Two files righted themselves and flew into his outstretched hand. He held them out to me with a dubious look.
“These are for your office,” he repeated. I glanced at them as I accepted them from him. Numbers 38582 and 38740.
He memorized file numbers that didn’t even belong to his office.
Percy then scanned at the remaining file covers and flicked his wand at the mess of parchment on the floor, so that the loose leaves began sorting themselves into several piles.

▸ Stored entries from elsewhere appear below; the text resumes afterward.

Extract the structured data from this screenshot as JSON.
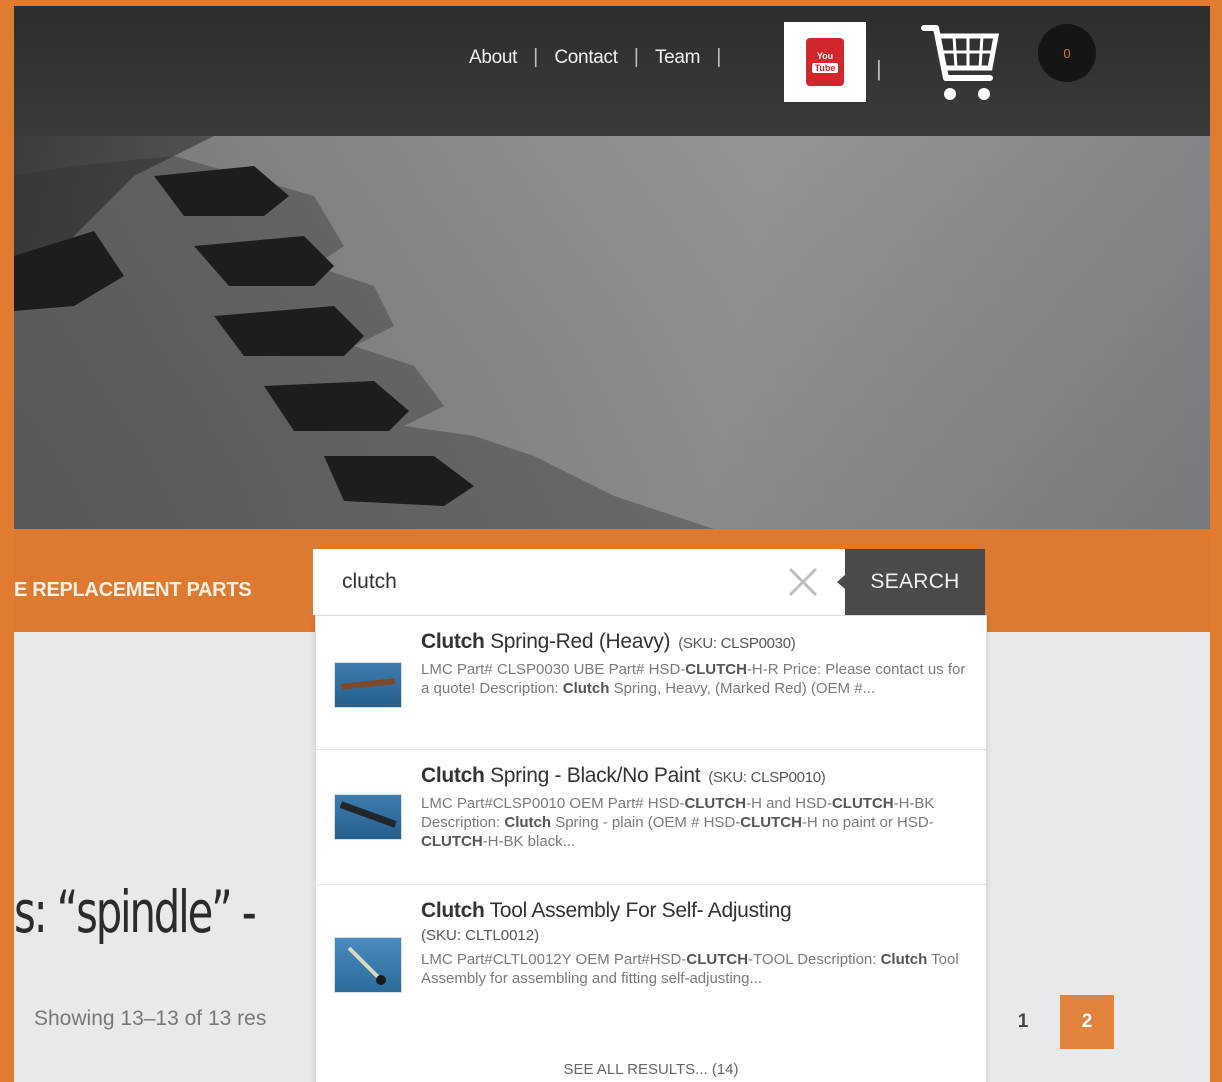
{
  "nav": {
    "about": "About",
    "contact": "Contact",
    "team": "Team",
    "sep": "|",
    "yt_top": "You",
    "yt_bottom": "Tube",
    "cart_count": "0"
  },
  "banner": {
    "brand_text": "E REPLACEMENT PARTS"
  },
  "search": {
    "query": "clutch",
    "button_label": "SEARCH"
  },
  "results": [
    {
      "title_bold": "Clutch",
      "title_rest": " Spring-Red (Heavy)",
      "sku": "(SKU: CLSP0030)",
      "desc1": "LMC Part# CLSP0030 UBE Part# HSD-",
      "desc1_bold": "CLUTCH",
      "desc1_rest": "-H-R Price: Please contact us for a quote! Description: ",
      "desc2_bold": "Clutch",
      "desc2_rest": " Spring, Heavy, (Marked Red) (OEM #..."
    },
    {
      "title_bold": "Clutch",
      "title_rest": " Spring - Black/No Paint",
      "sku": "(SKU: CLSP0010)",
      "desc1": "LMC Part#CLSP0010 OEM Part# HSD-",
      "desc1_bold": "CLUTCH",
      "desc1_rest": "-H and HSD-",
      "desc1b_bold": "CLUTCH",
      "desc1b_rest": "-H-BK Description: ",
      "desc2_bold": "Clutch",
      "desc2_rest": " Spring - plain (OEM # HSD-",
      "desc3_bold": "CLUTCH",
      "desc3_rest": "-H no paint or HSD-",
      "desc4_bold": "CLUTCH",
      "desc4_rest": "-H-BK black..."
    },
    {
      "title_bold": "Clutch",
      "title_rest": " Tool Assembly For Self- Adjusting",
      "sku": "(SKU: CLTL0012)",
      "desc1": "LMC Part#CLTL0012Y OEM Part#HSD-",
      "desc1_bold": "CLUTCH",
      "desc1_rest": "-TOOL Description: ",
      "desc2_bold": "Clutch",
      "desc2_rest": " Tool Assembly for assembling and fitting self-adjusting..."
    }
  ],
  "see_all": "SEE ALL RESULTS... (14)",
  "page_heading": "s: “spindle” -",
  "showing": "Showing 13–13 of 13 res",
  "pagination": [
    "1",
    "2"
  ],
  "colors": {
    "accent": "#dd7a31",
    "page_active": "#e1833d",
    "topbar": "#333333"
  }
}
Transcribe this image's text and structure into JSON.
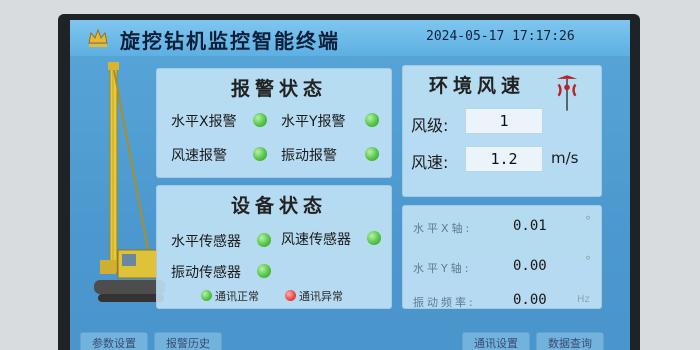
{
  "header": {
    "title": "旋挖钻机监控智能终端",
    "datetime": "2024-05-17 17:17:26",
    "logo_icon": "crown-logo-icon"
  },
  "alarm_panel": {
    "title": "报警状态",
    "items": [
      {
        "label": "水平X报警",
        "status": "green"
      },
      {
        "label": "水平Y报警",
        "status": "green"
      },
      {
        "label": "风速报警",
        "status": "green"
      },
      {
        "label": "振动报警",
        "status": "green"
      }
    ]
  },
  "device_panel": {
    "title": "设备状态",
    "items": [
      {
        "label": "水平传感器",
        "status": "green"
      },
      {
        "label": "风速传感器",
        "status": "green"
      },
      {
        "label": "振动传感器",
        "status": "green"
      }
    ],
    "legend": [
      {
        "label": "通讯正常",
        "color": "#55c448"
      },
      {
        "label": "通讯异常",
        "color": "#ee4b4b"
      }
    ]
  },
  "wind_panel": {
    "title": "环境风速",
    "icon": "wind-vane-icon",
    "level_label": "风级:",
    "level_value": "1",
    "speed_label": "风速:",
    "speed_value": "1.2",
    "speed_unit": "m/s"
  },
  "sensor_panel": {
    "rows": [
      {
        "label": "水平X轴:",
        "value": "0.01",
        "unit": "°"
      },
      {
        "label": "水平Y轴:",
        "value": "0.00",
        "unit": "°"
      },
      {
        "label": "振动频率:",
        "value": "0.00",
        "unit": "Hz"
      }
    ]
  },
  "footer": {
    "buttons": [
      "参数设置",
      "报警历史",
      "通讯设置",
      "数据查询"
    ]
  },
  "colors": {
    "status_ok": "#55c448",
    "status_error": "#ee4b4b",
    "screen_bg": "#4c99cf"
  }
}
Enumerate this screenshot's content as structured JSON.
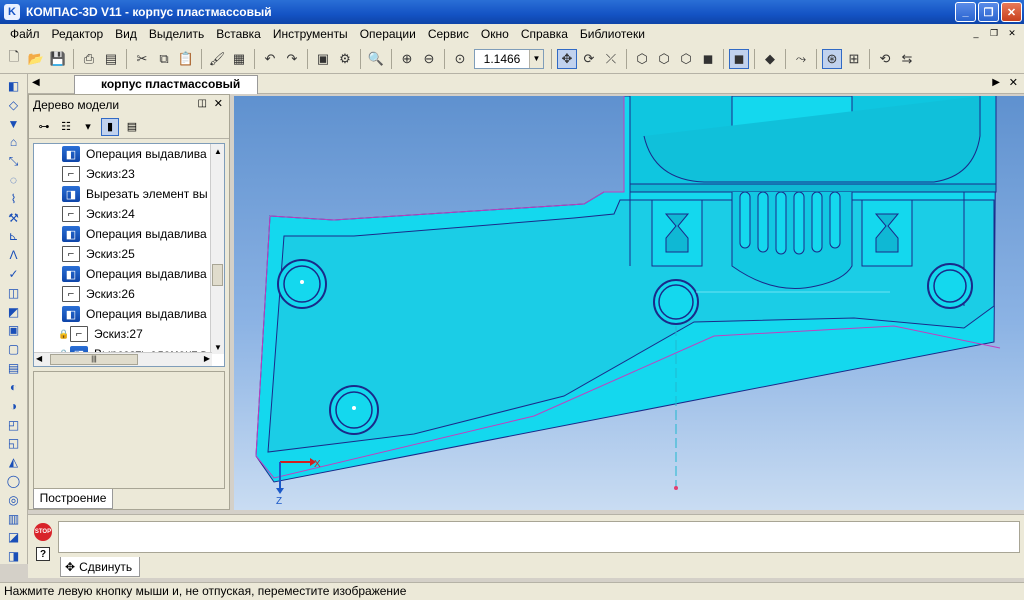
{
  "window": {
    "title": "КОМПАС-3D V11 - корпус пластмассовый",
    "logo_letter": "K",
    "minimize_label": "_",
    "restore_label": "❐",
    "close_label": "✕"
  },
  "menu": {
    "items": [
      "Файл",
      "Редактор",
      "Вид",
      "Выделить",
      "Вставка",
      "Инструменты",
      "Операции",
      "Сервис",
      "Окно",
      "Справка",
      "Библиотеки"
    ]
  },
  "toolbar": {
    "zoom_value": "1.1466"
  },
  "document": {
    "tab_title": "корпус пластмассовый"
  },
  "tree_panel": {
    "title": "Дерево модели",
    "bottom_tab": "Построение",
    "items": [
      {
        "label": "Операция выдавлива",
        "type": "op"
      },
      {
        "label": "Эскиз:23",
        "type": "sketch"
      },
      {
        "label": "Вырезать элемент вы",
        "type": "op"
      },
      {
        "label": "Эскиз:24",
        "type": "sketch"
      },
      {
        "label": "Операция выдавлива",
        "type": "op"
      },
      {
        "label": "Эскиз:25",
        "type": "sketch"
      },
      {
        "label": "Операция выдавлива",
        "type": "op"
      },
      {
        "label": "Эскиз:26",
        "type": "sketch"
      },
      {
        "label": "Операция выдавлива",
        "type": "op"
      },
      {
        "label": "Эскиз:27",
        "type": "sketch",
        "locked": true
      },
      {
        "label": "Вырезать элемент в",
        "type": "op",
        "locked": true
      }
    ]
  },
  "viewport": {
    "axis_x": "X",
    "axis_z": "Z",
    "colors": {
      "model": "#14d8ee",
      "model_dark": "#0fb8d4",
      "outline": "#1a2a8a",
      "edge": "#c040c0"
    }
  },
  "prop_panel": {
    "tab_label": "Сдвинуть",
    "stop_label": "STOP",
    "help_label": "?"
  },
  "status": {
    "text": "Нажмите левую кнопку мыши и, не отпуская, переместите изображение"
  }
}
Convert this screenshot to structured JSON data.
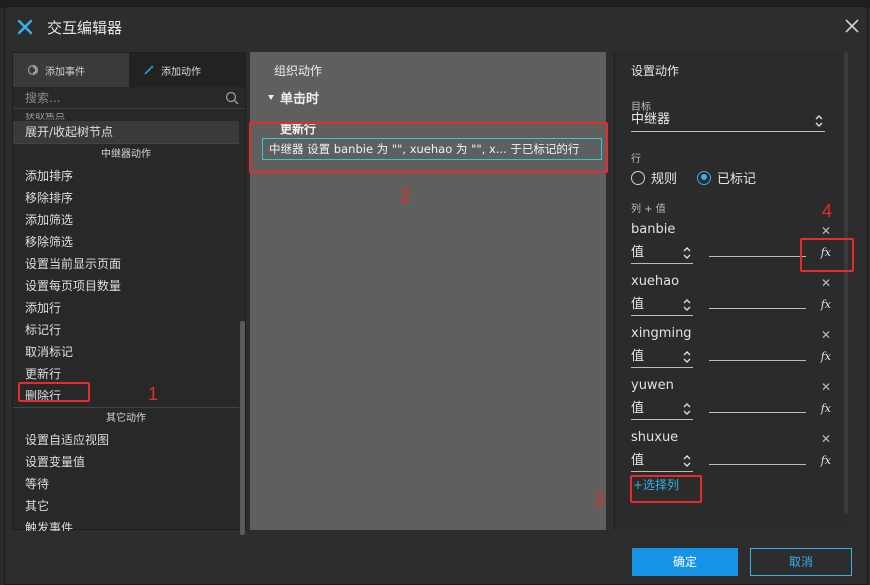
{
  "window": {
    "title": "交互编辑器"
  },
  "left_panel": {
    "tabs": [
      {
        "label": "添加事件"
      },
      {
        "label": "添加动作"
      }
    ],
    "search": {
      "placeholder": "搜索..."
    },
    "items_top": [
      {
        "label": "获取焦点",
        "partial": true
      },
      {
        "label": "展开/收起树节点"
      }
    ],
    "section_repeater": "中继器动作",
    "repeater_items": [
      {
        "label": "添加排序"
      },
      {
        "label": "移除排序"
      },
      {
        "label": "添加筛选"
      },
      {
        "label": "移除筛选"
      },
      {
        "label": "设置当前显示页面"
      },
      {
        "label": "设置每页项目数量"
      },
      {
        "label": "添加行"
      },
      {
        "label": "标记行"
      },
      {
        "label": "取消标记"
      },
      {
        "label": "更新行"
      },
      {
        "label": "删除行"
      }
    ],
    "section_other": "其它动作",
    "other_items": [
      {
        "label": "设置自适应视图"
      },
      {
        "label": "设置变量值"
      },
      {
        "label": "等待"
      },
      {
        "label": "其它"
      },
      {
        "label": "触发事件"
      }
    ]
  },
  "middle_panel": {
    "header": "组织动作",
    "case_label": "单击时",
    "action_title": "更新行",
    "action_item": "中继器 设置 banbie 为 \"\", xuehao 为 \"\", x... 于已标记的行"
  },
  "right_panel": {
    "header": "设置动作",
    "target_label": "目标",
    "target_value": "中继器",
    "row_label": "行",
    "row_options": [
      {
        "label": "规则",
        "selected": false
      },
      {
        "label": "已标记",
        "selected": true
      }
    ],
    "columns_label": "列 + 值",
    "columns": [
      {
        "name": "banbie",
        "type": "值",
        "fx": "fx"
      },
      {
        "name": "xuehao",
        "type": "值",
        "fx": "fx"
      },
      {
        "name": "xingming",
        "type": "值",
        "fx": "fx"
      },
      {
        "name": "yuwen",
        "type": "值",
        "fx": "fx"
      },
      {
        "name": "shuxue",
        "type": "值",
        "fx": "fx"
      }
    ],
    "add_column": "+选择列"
  },
  "buttons": {
    "ok": "确定",
    "cancel": "取消"
  },
  "annotations": [
    "1",
    "2",
    "3",
    "4"
  ],
  "colors": {
    "accent": "#35b0f0",
    "annotation_red": "#e52b2b",
    "selection_cyan": "#37c9c9"
  }
}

He sighed again, and his eyes met mine. “Is that all?” he asked, rather rudely, I thought.
My stomach flipped over. “Yes,” I squeaked.
“Alright. Thanks.” He pushed his glasses up on the bridge of his nose, picked up his quill, and said nothing further to me.
I must have looked odd when I returned to my office, because Lionel raised his eyebrows and inquired after my wellbeing.
“I’m fine,” I replied, placing the new files on his desk. “I, um…I think I rather irritated him, though…”
And this entire day has been rubbish, I added to myself, and I can’t seem to do anything right, and –
To my bewilderment, Lionel burst out laughing.
“There would be something wrong with you if you didn’t irritate Percy Weasley. It’s not a difficult thing to do.” He laughed some more. “I have to admit, though, I thought maybe he’d take to you a little more kindly – you’re so nice, you see. He doesn’t get on well at all with Noah or me – does he, Noah?”
Noah grinned. “Nope. And Mads flat-out refuses to deal with him.”
“Tosser,” was Madeleine’s contribution to this conversation. “He’s only an assistant and thinks he runs the whole bleeding Department.”
“He sort of does for I.U.M. what Lionel does over here,” Noah explained to me, “only with a much better attitude.” He didn’t manage to get the last bit out with a straight face, and burst into a fit of giggles at his little joke.
Lionel coughed in a vain attempt to cover up his own laughter. “Well,” he said, turning to me, “guess you’ve been initiated now. Really, you’ll get on just fine here – might just have to be a bit more forceful whenever you’ve got to deal with Percy.”
Me, forceful. That was a laugh. I would have had a better chance at sprouting a pair of wings and flying to outer space.
I busied myself with some general office work for the remainder of the day, thinking that at the very least I was sure to amass a large collection of entertaining stories about my new job to share with Moira.
At a quarter to four, an Interdepartmental Memo flew into our office and landed neatly on my desk. I smiled a bit to myself as I read it; it was a welcome distraction.
I’m slipping out a bit early today. I like to keep these people on their toes. I know there’s no chance of talking you into sneaking out, so promise me we’ll have lunch this week so I can hear about your new spot in M.E.C.
Dear Darcy. Slipping out early on a Monday.
I rubbed my eyes as the realization hit me: it was only Monday.
At least I had lunch with Darcy that week to look forward to…
As long as I wasn’t eaten alive first.